Team GB women taking centre stage at Olympics
Carrie Dunn // 1 August 2012
I was going to write a lengthy assessment of the achievement of British women so far at the Olympic Games, combined with an analysis of the media coverage.
But I’m too excited. So instead I’m just going to point out some of my highlights of the Games so far…
Helen Glover and Heather Stanning winning gold in the rowing pairs – the first gold medal for Britain in women’s rowing ever.
Lizzie Armitstead taking silver in the cycling road race, and using the media attention to criticise how sexist coverage of women’s sport still is.
Kate Walsh, the hockey captain, returning to the Olympic Village and intending to return to the team tomorrow – despite fracturing her jaw and undergoing surgery over the weekend.
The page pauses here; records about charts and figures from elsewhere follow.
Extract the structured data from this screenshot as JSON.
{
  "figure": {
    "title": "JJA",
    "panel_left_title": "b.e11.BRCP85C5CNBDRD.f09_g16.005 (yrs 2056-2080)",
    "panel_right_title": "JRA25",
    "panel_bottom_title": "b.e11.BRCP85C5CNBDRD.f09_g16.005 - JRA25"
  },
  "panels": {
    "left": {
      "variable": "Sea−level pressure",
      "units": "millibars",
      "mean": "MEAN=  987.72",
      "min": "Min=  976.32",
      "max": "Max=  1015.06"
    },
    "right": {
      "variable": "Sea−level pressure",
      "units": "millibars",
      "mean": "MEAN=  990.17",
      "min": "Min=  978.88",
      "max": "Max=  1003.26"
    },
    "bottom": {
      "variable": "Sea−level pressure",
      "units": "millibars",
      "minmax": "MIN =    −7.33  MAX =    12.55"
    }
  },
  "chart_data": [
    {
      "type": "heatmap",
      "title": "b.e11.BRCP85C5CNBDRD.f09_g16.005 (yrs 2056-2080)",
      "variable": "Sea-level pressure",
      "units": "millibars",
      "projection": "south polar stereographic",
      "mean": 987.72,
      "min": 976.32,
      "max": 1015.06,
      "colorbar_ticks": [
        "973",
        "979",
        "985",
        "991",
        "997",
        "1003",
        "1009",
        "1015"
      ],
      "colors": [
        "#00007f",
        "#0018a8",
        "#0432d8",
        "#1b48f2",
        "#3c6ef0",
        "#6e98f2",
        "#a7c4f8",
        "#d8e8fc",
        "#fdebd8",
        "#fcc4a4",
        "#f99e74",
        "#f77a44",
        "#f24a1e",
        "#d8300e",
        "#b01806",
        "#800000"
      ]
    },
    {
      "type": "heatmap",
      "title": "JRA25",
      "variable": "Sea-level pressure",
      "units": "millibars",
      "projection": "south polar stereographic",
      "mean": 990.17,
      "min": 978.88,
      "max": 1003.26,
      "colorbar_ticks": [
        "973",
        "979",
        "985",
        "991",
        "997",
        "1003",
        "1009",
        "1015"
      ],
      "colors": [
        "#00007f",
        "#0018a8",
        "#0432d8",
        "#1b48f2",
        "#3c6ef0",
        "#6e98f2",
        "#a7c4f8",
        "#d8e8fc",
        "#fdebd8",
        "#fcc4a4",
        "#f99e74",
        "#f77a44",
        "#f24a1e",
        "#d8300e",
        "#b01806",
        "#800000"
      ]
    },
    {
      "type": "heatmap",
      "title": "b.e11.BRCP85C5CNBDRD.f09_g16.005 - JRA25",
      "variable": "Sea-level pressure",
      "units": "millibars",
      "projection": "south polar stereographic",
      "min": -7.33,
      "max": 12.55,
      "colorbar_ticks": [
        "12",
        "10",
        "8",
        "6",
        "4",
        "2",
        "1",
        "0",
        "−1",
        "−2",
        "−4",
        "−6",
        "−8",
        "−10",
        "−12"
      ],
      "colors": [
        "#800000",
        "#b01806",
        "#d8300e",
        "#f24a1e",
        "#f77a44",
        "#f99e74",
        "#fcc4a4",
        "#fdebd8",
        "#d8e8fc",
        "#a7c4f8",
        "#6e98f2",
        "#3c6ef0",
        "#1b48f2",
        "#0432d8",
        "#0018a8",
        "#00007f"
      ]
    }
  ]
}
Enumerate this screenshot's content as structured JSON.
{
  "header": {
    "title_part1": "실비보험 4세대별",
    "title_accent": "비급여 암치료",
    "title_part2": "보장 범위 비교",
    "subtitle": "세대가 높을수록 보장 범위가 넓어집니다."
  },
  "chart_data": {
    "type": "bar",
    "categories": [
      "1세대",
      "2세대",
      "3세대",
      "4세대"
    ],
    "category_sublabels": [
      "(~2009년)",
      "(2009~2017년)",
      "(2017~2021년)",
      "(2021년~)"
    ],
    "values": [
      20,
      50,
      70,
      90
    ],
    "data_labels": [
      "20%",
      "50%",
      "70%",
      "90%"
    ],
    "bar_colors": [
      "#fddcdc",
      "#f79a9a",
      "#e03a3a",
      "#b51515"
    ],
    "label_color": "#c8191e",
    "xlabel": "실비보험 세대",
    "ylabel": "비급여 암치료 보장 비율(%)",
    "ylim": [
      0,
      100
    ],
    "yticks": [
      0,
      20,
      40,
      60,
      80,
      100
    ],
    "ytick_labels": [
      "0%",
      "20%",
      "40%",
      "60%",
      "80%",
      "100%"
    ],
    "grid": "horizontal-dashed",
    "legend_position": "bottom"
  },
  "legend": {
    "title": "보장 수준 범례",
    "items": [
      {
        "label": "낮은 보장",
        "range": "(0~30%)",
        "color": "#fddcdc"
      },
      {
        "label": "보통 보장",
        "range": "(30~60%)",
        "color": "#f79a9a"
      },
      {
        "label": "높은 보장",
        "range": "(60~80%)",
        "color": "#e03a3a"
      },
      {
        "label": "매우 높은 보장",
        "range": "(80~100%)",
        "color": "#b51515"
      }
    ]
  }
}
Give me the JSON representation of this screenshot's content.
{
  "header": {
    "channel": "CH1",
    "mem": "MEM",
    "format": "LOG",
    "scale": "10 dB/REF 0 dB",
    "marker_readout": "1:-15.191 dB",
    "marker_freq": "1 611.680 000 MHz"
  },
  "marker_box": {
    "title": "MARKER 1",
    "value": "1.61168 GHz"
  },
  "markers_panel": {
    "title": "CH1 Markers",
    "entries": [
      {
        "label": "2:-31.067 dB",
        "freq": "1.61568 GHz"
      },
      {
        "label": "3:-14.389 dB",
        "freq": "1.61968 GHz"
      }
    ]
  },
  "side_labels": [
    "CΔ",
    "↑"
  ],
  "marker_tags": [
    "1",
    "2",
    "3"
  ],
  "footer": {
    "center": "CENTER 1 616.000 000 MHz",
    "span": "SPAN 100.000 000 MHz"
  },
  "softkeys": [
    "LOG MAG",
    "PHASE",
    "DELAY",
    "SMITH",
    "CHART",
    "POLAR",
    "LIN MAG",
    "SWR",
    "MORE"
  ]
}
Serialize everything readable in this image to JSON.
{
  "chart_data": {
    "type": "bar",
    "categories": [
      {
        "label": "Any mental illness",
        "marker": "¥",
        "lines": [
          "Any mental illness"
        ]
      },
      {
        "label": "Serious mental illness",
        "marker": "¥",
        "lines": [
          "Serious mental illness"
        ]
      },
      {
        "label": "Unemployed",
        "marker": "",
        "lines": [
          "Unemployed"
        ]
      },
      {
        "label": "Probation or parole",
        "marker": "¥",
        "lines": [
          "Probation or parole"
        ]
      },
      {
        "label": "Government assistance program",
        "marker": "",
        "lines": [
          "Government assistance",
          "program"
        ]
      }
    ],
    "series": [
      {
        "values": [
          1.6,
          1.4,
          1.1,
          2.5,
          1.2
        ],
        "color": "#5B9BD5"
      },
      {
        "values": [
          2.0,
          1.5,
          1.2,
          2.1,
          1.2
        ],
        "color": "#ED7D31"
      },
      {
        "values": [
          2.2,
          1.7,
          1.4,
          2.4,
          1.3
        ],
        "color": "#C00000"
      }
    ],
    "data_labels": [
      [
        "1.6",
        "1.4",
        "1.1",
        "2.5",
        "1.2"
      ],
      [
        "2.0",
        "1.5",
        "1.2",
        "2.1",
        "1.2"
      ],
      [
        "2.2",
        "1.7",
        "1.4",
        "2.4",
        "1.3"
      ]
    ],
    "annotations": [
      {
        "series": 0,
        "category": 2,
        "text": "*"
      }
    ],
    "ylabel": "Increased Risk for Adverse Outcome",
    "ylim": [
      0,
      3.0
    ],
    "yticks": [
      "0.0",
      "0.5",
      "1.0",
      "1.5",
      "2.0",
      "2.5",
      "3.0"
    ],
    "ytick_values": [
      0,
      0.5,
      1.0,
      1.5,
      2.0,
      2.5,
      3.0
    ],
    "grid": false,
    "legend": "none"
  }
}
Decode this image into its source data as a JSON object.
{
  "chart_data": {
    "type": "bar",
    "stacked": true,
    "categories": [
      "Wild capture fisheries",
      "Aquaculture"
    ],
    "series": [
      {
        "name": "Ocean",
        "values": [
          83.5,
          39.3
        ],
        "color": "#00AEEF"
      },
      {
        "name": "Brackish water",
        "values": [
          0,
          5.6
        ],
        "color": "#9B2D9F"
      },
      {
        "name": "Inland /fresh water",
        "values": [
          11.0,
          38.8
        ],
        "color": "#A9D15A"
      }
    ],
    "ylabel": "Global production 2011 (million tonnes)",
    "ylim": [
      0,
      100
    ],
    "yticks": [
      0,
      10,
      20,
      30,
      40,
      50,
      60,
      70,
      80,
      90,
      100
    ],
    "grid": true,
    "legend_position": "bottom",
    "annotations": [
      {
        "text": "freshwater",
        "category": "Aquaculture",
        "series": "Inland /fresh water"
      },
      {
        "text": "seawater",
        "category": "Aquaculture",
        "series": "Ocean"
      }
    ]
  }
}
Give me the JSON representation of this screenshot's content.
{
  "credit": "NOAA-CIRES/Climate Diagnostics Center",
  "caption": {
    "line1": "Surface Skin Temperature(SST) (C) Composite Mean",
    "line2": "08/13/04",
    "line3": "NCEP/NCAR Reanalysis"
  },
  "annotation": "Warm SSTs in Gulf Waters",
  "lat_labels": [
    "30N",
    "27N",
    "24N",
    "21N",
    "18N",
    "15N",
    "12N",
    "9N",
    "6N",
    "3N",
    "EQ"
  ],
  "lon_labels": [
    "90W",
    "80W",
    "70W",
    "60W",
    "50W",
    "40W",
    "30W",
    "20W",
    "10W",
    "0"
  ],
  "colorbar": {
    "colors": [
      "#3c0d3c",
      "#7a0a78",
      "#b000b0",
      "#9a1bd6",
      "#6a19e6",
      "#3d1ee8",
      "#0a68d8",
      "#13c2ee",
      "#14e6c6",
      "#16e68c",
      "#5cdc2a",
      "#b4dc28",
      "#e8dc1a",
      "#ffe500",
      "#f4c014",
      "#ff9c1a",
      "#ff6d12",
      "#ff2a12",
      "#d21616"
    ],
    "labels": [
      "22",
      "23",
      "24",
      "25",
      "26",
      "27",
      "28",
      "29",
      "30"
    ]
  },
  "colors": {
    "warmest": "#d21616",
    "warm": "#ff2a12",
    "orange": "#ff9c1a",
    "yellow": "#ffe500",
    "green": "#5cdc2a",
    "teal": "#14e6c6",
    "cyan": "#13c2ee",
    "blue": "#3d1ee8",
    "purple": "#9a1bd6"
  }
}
The women’s football team drawing a crowd of over 70,000 (a record for women’s football in Britain) to Wembley, and then proceeding to put on an incredibly impressive show by beating Brazil 1-0 (and keeping possibly the best-ever female footballer, Marta, utterly quiet throughout). Meanwhile, 3.9 million viewers watched the match on BBC Three.
18-year-old Zoe Smith, at her first Olympics, broke the British record in the -58kg weightlifting with a clean and jerk of 121kg. She’d been getting some horrid abuse on social media (seems to be a recurrent theme these days) and has blogged a brilliantly scathing response – informing the trolls that neither she nor any other world-class lifter is in the sport to make themselves more attractive, “especially for the likes of men like that. What makes them think that we even WANT them to find us attractive? If you do, thanks very much, we’re flattered. But if you don’t, why do you really need to voice this opinion in the first place, and what makes you think we actually give a toss that you, personally, do not find us attractive?”